|Scientific Name:||Osmia inermis (Zetterstedt, 1838)|
|Red List Category & Criteria:||Least Concern (Regional assessment) ver 3.1|
|Reviewer(s):||Kemp, J.R., Michez, D. & Nieto, A.|
European regional assessment: Least Concern (LC)
EU 27 regional assessment: Least Concern (LC)
Osmia inermis is listed as Least Concern in view of its wide distribution and presumed large overall population.

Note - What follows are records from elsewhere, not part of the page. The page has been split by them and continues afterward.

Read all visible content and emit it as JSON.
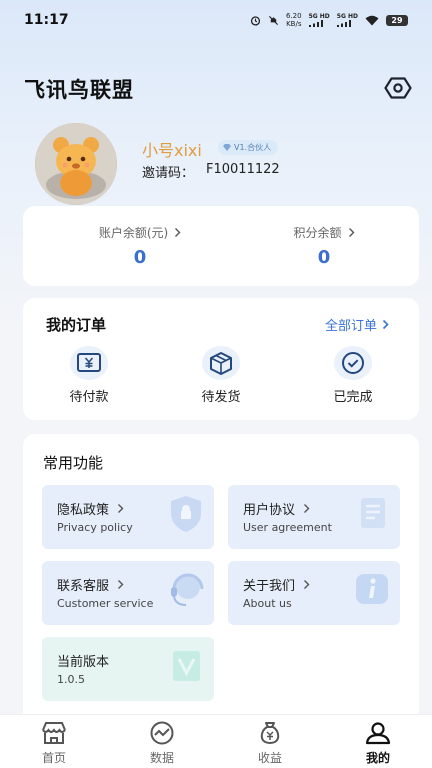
{
  "status_bar": {
    "time": "11:17",
    "speed_value": "6.20",
    "speed_unit": "KB/s",
    "net1": "5G HD",
    "net2": "5G HD",
    "battery": "29"
  },
  "header": {
    "title": "飞讯鸟联盟",
    "settings_icon": "settings-hexagon-icon"
  },
  "profile": {
    "nickname": "小号xixi",
    "level_badge": "V1.合伙人",
    "invite_label": "邀请码：",
    "invite_code": "F10011122"
  },
  "balances": {
    "account_label": "账户余额(元)",
    "account_value": "0",
    "points_label": "积分余额",
    "points_value": "0"
  },
  "orders": {
    "title": "我的订单",
    "all_label": "全部订单",
    "items": [
      {
        "label": "待付款",
        "icon": "yuan-wallet-icon"
      },
      {
        "label": "待发货",
        "icon": "package-box-icon"
      },
      {
        "label": "已完成",
        "icon": "check-circle-icon"
      }
    ]
  },
  "functions": {
    "title": "常用功能",
    "tiles": [
      {
        "title": "隐私政策",
        "subtitle": "Privacy policy",
        "icon": "shield-icon"
      },
      {
        "title": "用户协议",
        "subtitle": "User agreement",
        "icon": "document-icon"
      },
      {
        "title": "联系客服",
        "subtitle": "Customer service",
        "icon": "headset-icon"
      },
      {
        "title": "关于我们",
        "subtitle": "About us",
        "icon": "info-icon"
      },
      {
        "title": "当前版本",
        "subtitle": "1.0.5",
        "icon": "version-v-icon"
      }
    ]
  },
  "tabbar": {
    "items": [
      {
        "label": "首页",
        "icon": "store-icon"
      },
      {
        "label": "数据",
        "icon": "chart-icon"
      },
      {
        "label": "收益",
        "icon": "money-bag-icon"
      },
      {
        "label": "我的",
        "icon": "user-icon"
      }
    ],
    "active_index": 3
  },
  "colors": {
    "accent": "#3a6fd0",
    "nickname": "#e29b3e"
  }
}
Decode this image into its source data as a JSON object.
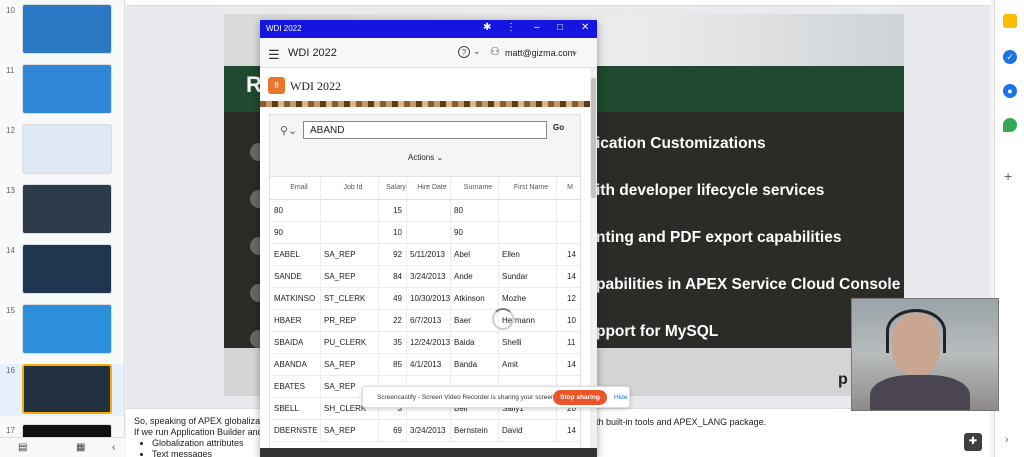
{
  "thumbnails": [
    {
      "number": "10",
      "color": "#2b78c5"
    },
    {
      "number": "11",
      "color": "#2f86d6"
    },
    {
      "number": "12",
      "color": "#dfe9f4"
    },
    {
      "number": "13",
      "color": "#2d3a4a"
    },
    {
      "number": "14",
      "color": "#1f3550"
    },
    {
      "number": "15",
      "color": "#2b8fd9"
    },
    {
      "number": "16",
      "color": "#22303f",
      "selected": true
    },
    {
      "number": "17",
      "color": "#111111"
    }
  ],
  "slide": {
    "heading_letter": "R",
    "bullets": [
      "ication Customizations",
      "ith developer lifecycle services",
      "nting and PDF export capabilities",
      "pabilities in APEX Service Cloud Console",
      "pport for MySQL"
    ],
    "brand_fragment": "p"
  },
  "notes": {
    "line1": "So, speaking of APEX globalizatio",
    "line1_right": "th built-in tools and APEX_LANG package.",
    "line2": "If we run Application Builder and",
    "bullets": [
      "Globalization attributes",
      "Text messages"
    ]
  },
  "app": {
    "window_title": "WDI 2022",
    "header_title": "WDI 2022",
    "user": "matt@gizma.com",
    "help_glyph": "?",
    "logo_letter": "8",
    "region_title": "WDI 2022",
    "search_value": "ABAND",
    "go_label": "Go",
    "actions_label": "Actions",
    "columns": [
      "Email",
      "Job Id",
      "Salary",
      "Hire Date",
      "Surname",
      "First Name",
      "M"
    ],
    "rows": [
      [
        "80",
        "",
        "15",
        "",
        "80",
        "",
        ""
      ],
      [
        "90",
        "",
        "10",
        "",
        "90",
        "",
        ""
      ],
      [
        "EABEL",
        "SA_REP",
        "92",
        "5/11/2013",
        "Abel",
        "Ellen",
        "14"
      ],
      [
        "SANDE",
        "SA_REP",
        "84",
        "3/24/2013",
        "Ande",
        "Sundar",
        "14"
      ],
      [
        "MATKINSO",
        "ST_CLERK",
        "49",
        "10/30/2013",
        "Atkinson",
        "Mozhe",
        "12"
      ],
      [
        "HBAER",
        "PR_REP",
        "22",
        "6/7/2013",
        "Baer",
        "Hermann",
        "10"
      ],
      [
        "SBAIDA",
        "PU_CLERK",
        "35",
        "12/24/2013",
        "Baida",
        "Shelli",
        "11"
      ],
      [
        "ABANDA",
        "SA_REP",
        "85",
        "4/1/2013",
        "Banda",
        "Amit",
        "14"
      ],
      [
        "EBATES",
        "SA_REP",
        "",
        "",
        "",
        "",
        ""
      ],
      [
        "SBELL",
        "SH_CLERK",
        "3",
        "",
        "Bell",
        "Sally1",
        "20"
      ],
      [
        "DBERNSTE",
        "SA_REP",
        "69",
        "3/24/2013",
        "Bernstein",
        "David",
        "14"
      ]
    ]
  },
  "screencastify": {
    "message": "Screencastify - Screen Video Recorder is sharing your screen.",
    "stop_label": "Stop sharing",
    "hide_label": "Hide"
  }
}
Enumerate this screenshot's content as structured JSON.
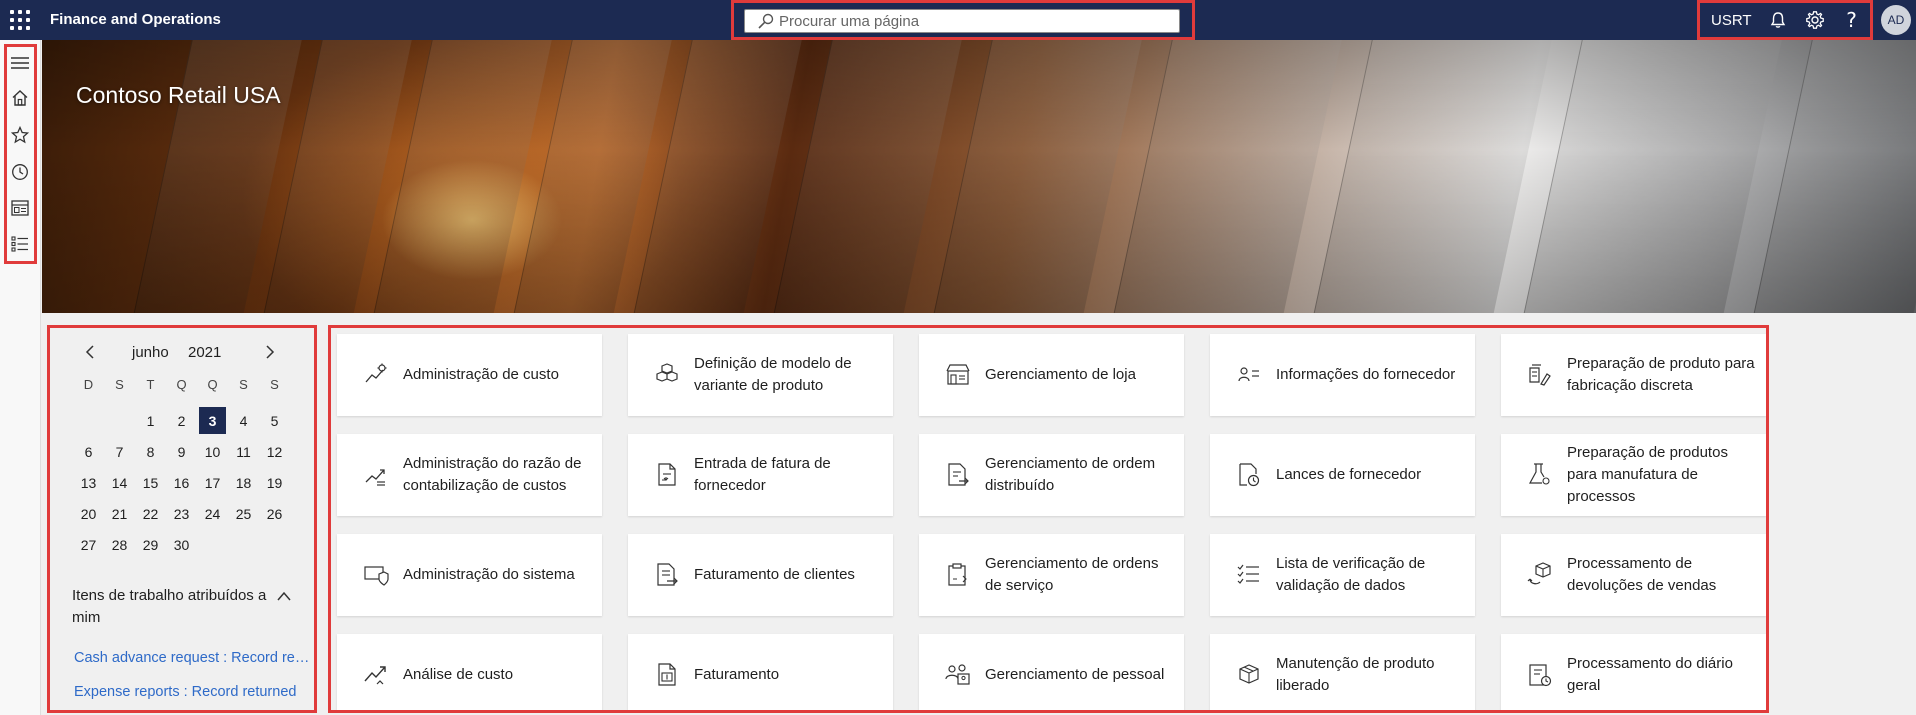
{
  "topbar": {
    "app_title": "Finance and Operations",
    "search_placeholder": "Procurar uma página",
    "company_code": "USRT",
    "avatar_initials": "AD"
  },
  "hero": {
    "title": "Contoso Retail USA"
  },
  "calendar": {
    "month": "junho",
    "year": "2021",
    "weekdays": [
      "D",
      "S",
      "T",
      "Q",
      "Q",
      "S",
      "S"
    ],
    "leading_blanks": 2,
    "days": [
      "1",
      "2",
      "3",
      "4",
      "5",
      "6",
      "7",
      "8",
      "9",
      "10",
      "11",
      "12",
      "13",
      "14",
      "15",
      "16",
      "17",
      "18",
      "19",
      "20",
      "21",
      "22",
      "23",
      "24",
      "25",
      "26",
      "27",
      "28",
      "29",
      "30"
    ],
    "selected_day": "3"
  },
  "work_items": {
    "heading": "Itens de trabalho atribuídos a mim",
    "links": [
      "Cash advance request : Record ret...",
      "Expense reports : Record returned"
    ]
  },
  "tiles": [
    {
      "label": "Administração de custo",
      "icon": "cost-admin-icon"
    },
    {
      "label": "Definição de modelo de variante de produto",
      "icon": "cubes-icon"
    },
    {
      "label": "Gerenciamento de loja",
      "icon": "store-icon"
    },
    {
      "label": "Informações do fornecedor",
      "icon": "contact-card-icon"
    },
    {
      "label": "Preparação de produto para fabricação discreta",
      "icon": "manufacturing-icon"
    },
    {
      "label": "Administração do razão de contabilização de custos",
      "icon": "ledger-chart-icon"
    },
    {
      "label": "Entrada de fatura de fornecedor",
      "icon": "invoice-icon"
    },
    {
      "label": "Gerenciamento de ordem distribuído",
      "icon": "order-document-icon"
    },
    {
      "label": "Lances de fornecedor",
      "icon": "bid-clock-icon"
    },
    {
      "label": "Preparação de produtos para manufatura de processos",
      "icon": "flask-icon"
    },
    {
      "label": "Administração do sistema",
      "icon": "system-shield-icon"
    },
    {
      "label": "Faturamento de clientes",
      "icon": "billing-icon"
    },
    {
      "label": "Gerenciamento de ordens de serviço",
      "icon": "clipboard-icon"
    },
    {
      "label": "Lista de verificação de validação de dados",
      "icon": "checklist-icon"
    },
    {
      "label": "Processamento de devoluções de vendas",
      "icon": "return-box-icon"
    },
    {
      "label": "Análise de custo",
      "icon": "trend-icon"
    },
    {
      "label": "Faturamento",
      "icon": "invoice-dollar-icon"
    },
    {
      "label": "Gerenciamento de pessoal",
      "icon": "people-icon"
    },
    {
      "label": "Manutenção de produto liberado",
      "icon": "product-box-icon"
    },
    {
      "label": "Processamento do diário geral",
      "icon": "journal-icon"
    }
  ],
  "colors": {
    "topbar": "#1c2a52",
    "highlight_border": "#e03b3b",
    "link": "#2e6ac8",
    "selected_day": "#1c2a52"
  }
}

|Range Description:||Osmia inermis occurs in most of Europe but also in northern Asia and in the Nearctic (Scheuchl 1996, Banaszak and Romasenko 2001, Müller 2002, Amiet et al. 2004, Wu 2006).|
Native:Austria; Croatia; Czech Republic; Finland; France (France (mainland)); Germany; Greece (Greece (mainland)); Italy (Italy (mainland)); Latvia; Liechtenstein; Macedonia, the former Yugoslav Republic of; Norway; Poland; Russian Federation (Central European Russia, European Russia); Spain (Spain (mainland)); Sweden; Switzerland; United Kingdom (Great Britain)
|Population:||The population size and trends of this species are not known although due to the species' wide distribution and solitary behaviour, it is presumed to have a large population.|
|Current Population Trend:||Unknown|
|Habitat and Ecology:|
Osmia inermis possibly occurs in temperate grasslands, forests (or forest edges) and in Mediterranean-type shrublands. It nests in pre-existing cavities. The brood cells (up to 200) are attached to the underside of stones, to the walls of small cavities in rocks and stones. The cells are entirely built of chewed leaves. The nest stones are sealed by a wall of sand towards the ground. Often, several females communally build their brood cells under the same stone (Grandi 1962, Westrich 1989, Müller et al. 1997). This species is polylectic, in that it prefers to forage upon a wide range of flowering plants species, with a preference for Fabaceae (Westrich 1989, Amiet et al. 2004, unpublished data, A. Müller pers. comm. 2014).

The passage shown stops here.